EMBOSS: Project Meeting (Mon 17th Oct 11)


Attendees

EBI: Peter Rice, Jon Ison, Mahmut Uludag, Michael Schuster
Visitors:
Apologies: Alan Bleasby,

1. Minutes of the last meeting

The minutes of the meeting on 10th October 2011 are here.

2. Maintenance etc.

2.1 Applications

Jon will review the five domain EMBASSY packages to identify applications which can be moved into the main EMBOSS package, and to mark others used only by students at HGMP as obsolete.

2.2 Libraries

Peter has reduced redundancy in AJAX and NUCLEUS header file includes. All references to ajax.h or emboss.h in the library source files are replaced by the set of include files required for that module.

A new include file ajlib.h provides ajdefine, ajarch, ajmem, ajmess, ajfmt and ajstr as these were used almost universally.

All header files have been tested in stand-alone compilation to make sure they resolve all definitions independently.

Peter has fixed the ajListDrop function, as suggested last week.

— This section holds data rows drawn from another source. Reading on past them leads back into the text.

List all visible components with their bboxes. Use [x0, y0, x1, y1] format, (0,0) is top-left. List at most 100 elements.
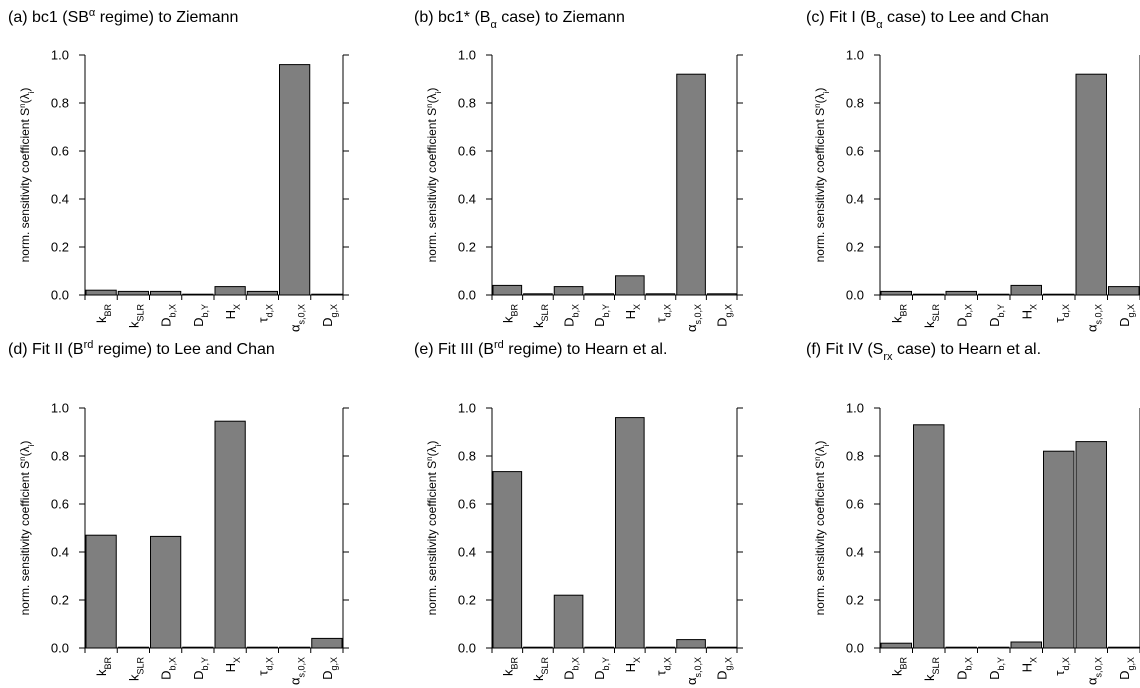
x-tick-label: Db,Y	[592, 657, 611, 680]
y-tick-label: 1.0	[51, 401, 69, 416]
x-tick-label: HX	[223, 304, 242, 319]
y-tick-label: 0.0	[846, 288, 864, 303]
x-tick-label: αs,0,X	[684, 304, 703, 332]
panel-d: (d) Fit II (Brd regime) to Lee and Chan 0…	[8, 339, 349, 685]
bar--d-x	[246, 290, 278, 296]
y-tick-label: 1.0	[846, 48, 864, 63]
x-tick-label: αs,0,X	[288, 657, 307, 685]
panel-e-title: (e) Fit III (Brd regime) to Hearn et al.	[414, 339, 667, 358]
x-tick-label: Db,Y	[987, 657, 1006, 680]
panel-b: (b) bc1* (Bα case) to Ziemann 0.0 0.2 0.4 0.…	[414, 9, 743, 332]
x-tick-label: Db,Y	[191, 304, 210, 327]
y-tick-label: 0.6	[458, 497, 476, 512]
y-tick-label: 0.8	[846, 96, 864, 111]
y-tick-label: 0.2	[846, 240, 864, 255]
x-tick-label: kBR	[500, 304, 519, 324]
y-tick-label: 0.8	[458, 449, 476, 464]
y-tick-label: 0.2	[458, 593, 476, 608]
panel-a-title: (a) bc1 (SBα regime) to Ziemann	[8, 7, 238, 26]
x-tick-label: Dg,X	[320, 304, 339, 327]
bar-d-b-x	[150, 535, 182, 649]
y-tick-label: 0.6	[458, 144, 476, 159]
x-tick-label: HX	[223, 657, 242, 672]
x-tick-label: αs,0,X	[684, 657, 703, 685]
x-tick-label: kSLR	[126, 657, 145, 682]
x-tick-label: kBR	[94, 304, 113, 324]
x-tick-label: τd,X	[255, 304, 274, 323]
panel-a: (a) bc1 (SBα regime) to Ziemann 0.0 0.2 0.4…	[8, 7, 349, 332]
y-tick-label: 0.4	[51, 192, 69, 207]
y-tick-label: 0.0	[846, 641, 864, 656]
x-tick-label: τd,X	[653, 304, 672, 323]
bar-h-x	[1010, 284, 1042, 296]
bar-h-x	[214, 420, 246, 649]
x-tick-label: τd,X	[255, 657, 274, 676]
x-tick-label: τd,X	[1052, 657, 1071, 676]
panel-e: (e) Fit III (Brd regime) to Hearn et al.…	[414, 339, 743, 685]
y-tick-label: 0.8	[846, 449, 864, 464]
bar--s-0-x	[1075, 73, 1107, 296]
bar-k-slr	[117, 290, 149, 296]
x-tick-label: kBR	[889, 304, 908, 324]
bar-d-b-x	[553, 594, 584, 649]
x-tick-label: Dg,X	[715, 304, 734, 327]
y-tick-label: 0.4	[458, 192, 476, 207]
bar-k-br	[85, 289, 117, 296]
x-tick-label: Db,X	[954, 657, 973, 680]
bar-d-b-x	[553, 286, 584, 296]
y-tick-label: 0.4	[846, 545, 864, 560]
x-tick-label: Db,Y	[191, 657, 210, 680]
y-axis-label: norm. sensitivity coefficient Sn(λi)	[18, 88, 36, 263]
y-tick-label: 1.0	[51, 48, 69, 63]
x-tick-label: kBR	[94, 657, 113, 677]
y-axis-label: norm. sensitivity coefficient Sn(λi)	[813, 441, 831, 616]
x-tick-label: αs,0,X	[1084, 304, 1103, 332]
y-tick-label: 0.0	[458, 288, 476, 303]
panel-c-title: (c) Fit I (Bα case) to Lee and Chan	[806, 9, 1049, 31]
x-tick-label: τd,X	[1052, 304, 1071, 323]
y-tick-label: 0.0	[458, 641, 476, 656]
bar-h-x	[615, 275, 645, 296]
y-tick-label: 1.0	[846, 401, 864, 416]
bar-k-slr	[913, 424, 945, 649]
x-tick-label: HX	[1019, 657, 1038, 672]
x-tick-label: kSLR	[922, 304, 941, 329]
x-tick-label: HX	[623, 657, 642, 672]
y-tick-label: 0.0	[51, 288, 69, 303]
y-tick-label: 0.0	[51, 641, 69, 656]
bar-h-x	[615, 417, 645, 649]
y-tick-label: 0.2	[51, 240, 69, 255]
bar--s-0-x	[1075, 441, 1107, 649]
bar--d-x	[1043, 450, 1075, 649]
panel-b-title: (b) bc1* (Bα case) to Ziemann	[414, 9, 625, 31]
y-tick-label: 0.6	[846, 144, 864, 159]
y-axis-label: norm. sensitivity coefficient Sn(λi)	[425, 441, 443, 616]
bar--s-0-x	[676, 73, 706, 296]
panel-f-title: (f) Fit IV (Srx case) to Hearn et al.	[806, 341, 1041, 363]
bar-d-b-x	[945, 290, 977, 296]
bar--s-0-x	[676, 639, 706, 649]
y-tick-label: 0.8	[51, 96, 69, 111]
panel-c: (c) Fit I (Bα case) to Lee and Chan 0.0 0.…	[806, 9, 1140, 332]
y-tick-label: 0.2	[458, 240, 476, 255]
y-axis-label: norm. sensitivity coefficient Sn(λi)	[18, 441, 36, 616]
y-tick-label: 0.2	[846, 593, 864, 608]
x-tick-label: Dg,X	[320, 657, 339, 680]
y-tick-label: 0.2	[51, 593, 69, 608]
x-tick-label: Dg,X	[715, 657, 734, 680]
x-tick-label: αs,0,X	[1084, 657, 1103, 685]
x-tick-label: kSLR	[922, 657, 941, 682]
y-tick-label: 0.6	[51, 144, 69, 159]
panel-f: (f) Fit IV (Srx case) to Hearn et al. 0.0…	[806, 341, 1140, 685]
y-axis-label: norm. sensitivity coefficient Sn(λi)	[425, 88, 443, 263]
bar-k-br	[880, 642, 912, 649]
x-tick-label: Dg,X	[1117, 657, 1136, 680]
x-tick-label: kSLR	[126, 304, 145, 329]
x-tick-label: Db,X	[562, 304, 581, 327]
x-tick-label: kSLR	[531, 657, 550, 682]
y-tick-label: 0.8	[458, 96, 476, 111]
bar-k-br	[880, 290, 912, 296]
x-tick-label: Db,X	[954, 304, 973, 327]
y-tick-label: 0.4	[51, 545, 69, 560]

Michael is relocating preprocessor defines from ajdefine to the domain header files as enums to improve type checking.

2.3. Other

Peter has updated the embossdoc.pl script to parse the new listNew function prototype. A kludge was needed for the assert function which is in parentheses to avoid a conflict with the assert macro. It is not clear whether this function is required for compilation.

3. New developments

3.1 Assemblies

Mahmut has added 9 test cases for BAM index output testing. Code now uses AjPTable objects as hash tables, and quicksort in place of the samtools ksort.

Code will be checked in when functions and datatypes are renamed to EMBOSS standards. Local datatypes can keep their samtools names to simplify merges with samtools code updates. Some structures are only defined by name in the public header file, with the detailed structure restricted to the library source file. Any documentation conflicts can be resolved later for these. Eclipse makes it easy to compare recent samtools code with the latest repository.

Index code will be in a new ajbamindex source file, with general functions added to the existing ajseqbam sources.

3.2 EDAM and DRCAT

3.3 Remote input

Peter proposes to add a test for all input queries to use http and ftp URLs as input. An example would be reference sequence data for assembly reading which is often stored as a URL in a BAM file. These need to be a text-based format for automatic detection to work. In general, reference sequences are in FASTA format. Samtools includes code which can be used as a model for FTP access.

Mahmut noted that samtools looks for remote files to match a BAM index, so it would be useful to preserve the URL of an open file for use in generating a URL for a related file.

3.4 New output formats

Peter has added bedgraph and wig (wiggle) as new xygraph output formats where the xygraph has a sequence: attribute defined in ACD. The x coordinates are the sequence base positions. The y coordinates are the data value, scaled to 0 to 1000 for a wiggle output. The sequence name is needed in bedgraph format.

3.5 EDAM

Jon has completed revision of the 'topic' branch with a clean separation of tool-centric and data-centric terms. The next task is a bottom-up cleanup of the 'operations' branch to check for a consistent level of detail.

Users, especially in Bergen, have suggested a number of definition updates and proposed merges of related terms.

Updates of the format and identifier branches are complete.

4. Administration

Michael and Peter discussed the pros and cons of providing EMBOSS on github. Unfortunately there is already an EMBOSS project as part of biolib, and an emboss user as part of BioPerl. Maintaining the existing CVS repository may be the simplest option.

5. Documentation and Training

None.

6. User queries and answers

All done.

7. AOB

None.

8. Date Of Next Meeting

The next EMBOSS meeting will be on Monday 24th October.